Even teachers of good morals and religion have their scare tactics. “Stick to one partner so you don’t get Aids”. It is partly true. And yet it is intimidation.

Some preachers play on people’s fears and speak more about Satan than God, and how to be delivered from the forces of evil. And for “deliverance” you need to pay hard cash, everybody understands this.

Exorcising the possessed paradoxically enhances their belief in insidious spirits and increases their fear and dependence on the exorcist.

Three months after “delivery” they are back asking for more of the same.

I used to get angry with some little boys making a racket beating our church drums.

Now I am mortified when I see them running away every time they see me. We are all at times intimidating. Even the best of mothers occasionally slaps her offspring when they become too trying. And don’t we hear about “God’s anger” in Scripture?

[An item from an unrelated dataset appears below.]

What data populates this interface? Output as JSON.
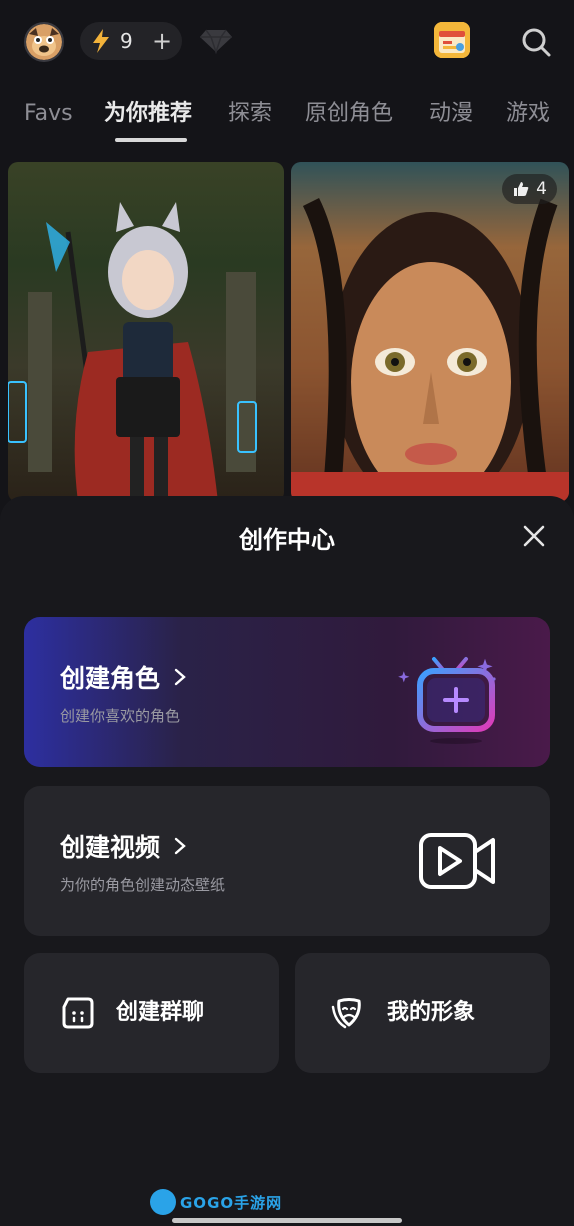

Didn’t Jesus drive the money changers out of the temple?

Indeed, looking on calmly when your neighbour is being assaulted and humiliated is no virtue. You need to act, “cunning as snakes and yet innocent as doves”.

“God is love”, Scripture says simply. Which may well mean that “God hears the cry of the oppressed” and sends them Moses to get them out of the clutches of Pharaoh. “In love there is no room for fear”.

This may well mean that out of love we may do things which otherwise we would be afraid to do, like speaking ‘truth to power’.

Love can be a matter of courage. If some people have no fear that does not mean that nothing fearful happens. It means that even threats and intimidation do not stop them from doing what is right and just.